Before we talk about how breathwork affects the body, let’s understand breathwork.
Breathwork is a term that refers to the conscious use of your breath. It’s not complicated. Your breathing is the only organ in your system that operates both automatically or can be controlled, harnessed and directed.
In a breathwork practice, your literal breath catalyzes the energy in every single cell of your body to receive life-giving force for better health, a clearer mind, and a more stable emotional experience. Let me explain.
Understanding your breath
Since breathing is automatic and unconscious, you probably have no idea what your breathing patterns are. In fact, you probably aren’t aware at all at how much or how well you are breathing, especially when you are busy, up in your head, or under stress.

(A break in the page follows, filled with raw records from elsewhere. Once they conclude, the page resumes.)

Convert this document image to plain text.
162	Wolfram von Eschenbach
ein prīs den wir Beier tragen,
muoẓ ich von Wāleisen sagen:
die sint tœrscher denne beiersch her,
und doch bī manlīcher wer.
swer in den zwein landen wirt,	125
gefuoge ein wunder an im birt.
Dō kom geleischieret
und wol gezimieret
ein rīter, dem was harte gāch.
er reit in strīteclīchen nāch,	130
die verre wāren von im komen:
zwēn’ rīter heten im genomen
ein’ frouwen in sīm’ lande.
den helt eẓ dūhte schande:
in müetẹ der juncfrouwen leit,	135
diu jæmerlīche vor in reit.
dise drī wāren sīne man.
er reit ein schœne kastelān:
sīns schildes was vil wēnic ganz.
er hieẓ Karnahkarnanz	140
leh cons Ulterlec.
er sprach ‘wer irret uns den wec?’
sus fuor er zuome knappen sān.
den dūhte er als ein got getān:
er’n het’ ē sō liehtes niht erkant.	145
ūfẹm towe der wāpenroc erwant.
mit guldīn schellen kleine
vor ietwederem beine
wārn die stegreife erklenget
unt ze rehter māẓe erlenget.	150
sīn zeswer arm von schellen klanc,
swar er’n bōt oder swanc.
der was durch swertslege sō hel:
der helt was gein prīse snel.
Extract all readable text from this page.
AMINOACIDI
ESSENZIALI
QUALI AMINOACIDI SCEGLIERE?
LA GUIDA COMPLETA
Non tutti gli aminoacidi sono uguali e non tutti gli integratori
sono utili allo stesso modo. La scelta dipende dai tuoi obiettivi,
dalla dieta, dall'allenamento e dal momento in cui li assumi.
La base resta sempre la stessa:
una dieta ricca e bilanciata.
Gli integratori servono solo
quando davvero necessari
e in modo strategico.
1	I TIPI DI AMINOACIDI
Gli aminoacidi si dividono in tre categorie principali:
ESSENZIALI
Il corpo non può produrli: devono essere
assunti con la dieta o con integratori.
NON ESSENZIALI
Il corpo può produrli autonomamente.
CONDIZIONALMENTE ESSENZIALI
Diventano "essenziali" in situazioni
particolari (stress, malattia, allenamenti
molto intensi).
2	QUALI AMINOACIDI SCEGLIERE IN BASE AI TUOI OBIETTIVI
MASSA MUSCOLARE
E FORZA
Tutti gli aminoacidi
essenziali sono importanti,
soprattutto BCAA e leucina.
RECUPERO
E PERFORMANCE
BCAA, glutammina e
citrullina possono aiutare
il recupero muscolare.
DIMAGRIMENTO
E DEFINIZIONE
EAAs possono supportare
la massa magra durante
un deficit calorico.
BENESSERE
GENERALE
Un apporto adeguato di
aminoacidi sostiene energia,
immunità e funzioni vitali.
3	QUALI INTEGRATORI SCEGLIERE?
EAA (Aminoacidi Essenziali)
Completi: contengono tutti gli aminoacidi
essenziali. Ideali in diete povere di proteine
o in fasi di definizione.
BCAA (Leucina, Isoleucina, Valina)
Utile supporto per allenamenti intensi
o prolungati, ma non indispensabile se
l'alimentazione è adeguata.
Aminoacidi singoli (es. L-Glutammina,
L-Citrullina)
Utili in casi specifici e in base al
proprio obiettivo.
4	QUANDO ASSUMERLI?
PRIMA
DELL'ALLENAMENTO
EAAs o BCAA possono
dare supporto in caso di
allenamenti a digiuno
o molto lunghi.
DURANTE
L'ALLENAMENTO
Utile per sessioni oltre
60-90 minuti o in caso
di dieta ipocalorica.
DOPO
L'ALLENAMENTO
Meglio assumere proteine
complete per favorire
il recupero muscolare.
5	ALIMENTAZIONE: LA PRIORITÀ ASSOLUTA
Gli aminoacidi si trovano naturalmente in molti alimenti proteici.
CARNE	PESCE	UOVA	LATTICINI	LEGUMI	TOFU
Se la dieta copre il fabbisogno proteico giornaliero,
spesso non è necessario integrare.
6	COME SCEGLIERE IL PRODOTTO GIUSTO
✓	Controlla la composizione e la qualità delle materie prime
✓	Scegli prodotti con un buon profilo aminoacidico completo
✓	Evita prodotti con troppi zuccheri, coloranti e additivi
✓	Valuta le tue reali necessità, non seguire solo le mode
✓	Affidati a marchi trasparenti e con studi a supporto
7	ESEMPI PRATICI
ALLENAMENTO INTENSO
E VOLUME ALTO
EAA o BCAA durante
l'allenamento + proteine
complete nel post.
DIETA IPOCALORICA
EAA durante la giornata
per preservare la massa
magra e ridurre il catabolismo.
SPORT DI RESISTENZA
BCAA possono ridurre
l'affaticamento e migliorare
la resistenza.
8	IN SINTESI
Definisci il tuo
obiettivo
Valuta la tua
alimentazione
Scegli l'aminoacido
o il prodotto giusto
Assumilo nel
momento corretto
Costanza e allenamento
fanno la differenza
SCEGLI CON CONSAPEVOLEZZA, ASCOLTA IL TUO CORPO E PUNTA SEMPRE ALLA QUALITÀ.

We could tell you countless stories of people doing breathwork and then realizing they are never in relationship with their breath. It’s just not part of their daily consciousness.
The amount you breathe, though, isn’t nearly as important as how well your body catalyzes what it receives. Most traditions that have some breathing practices have names for the energy that is encoded in your breath; chi, ki, and prana to name a few. In other words, breathing isn’t what is powerful, it’s the life-giving force inside the breath that is giving energy.
Breathing itself doesn’t guarantee that you will receive the chi inside the breath.
How Breathwork Affects the Body
The positive effects of breathwork on the body
Training your body to receive the energy in the breath is where breathwork can be very helpful. Breathwork is a generic term which doesn’t describe the various methods available. Literally, any conscious breathing is a form of breathwork. Effiji Breathwork is mouth breathing, in the chest, focused on the inhale. It is rigorous and challenging, and therefore best done with a guide who can help you to utilize the opportunities that arise when you breathe so strongly.
Studies have shown breathing in this way oxygenates the body by at least 35 percent more. More importantly, the fact that you are doing it consciously infuses the cells of the body with that life-giving energy. Effiji Breathwork clears out stored up trauma, releasing long held patterns of self protection and breath holding, releasing vast stores of your life-force energy previously unavailable to you.
The most important and powerful effect that Breathwork does to your body is open it up to receive the chi. Breathing itself will not do this if the body’s training and internal messaging system is closed to receiving. The key is to create an environment that opens up the cells of the body to receive. This is where Effiji Breathwork does its best work. You can even approach a session with skepticism. The breathwork technique, along with your guide will provide the space for it to happen.
Does breathwork negatively affect the body?
In over 30 thirty years of doing this work I have never seen a negative effect from consciously breathing. What I have seen, though, is the power of the release causing (for some) a unique experience called tetany, where the hands, feet and lips cramp up for a period of time during the practice. This doesn’t last and dissipates when the session is over.
What Effiji Breathwork does to the body overall is clear out the debris so that you can feel the freedom of your flow again.
In conclusion, if you want to de-stress you have to open up the body to receive. There is nothing more powerful than your breath to do that and nothing more powerful than conscious breathing to teach your body to receive the divine energy of chi.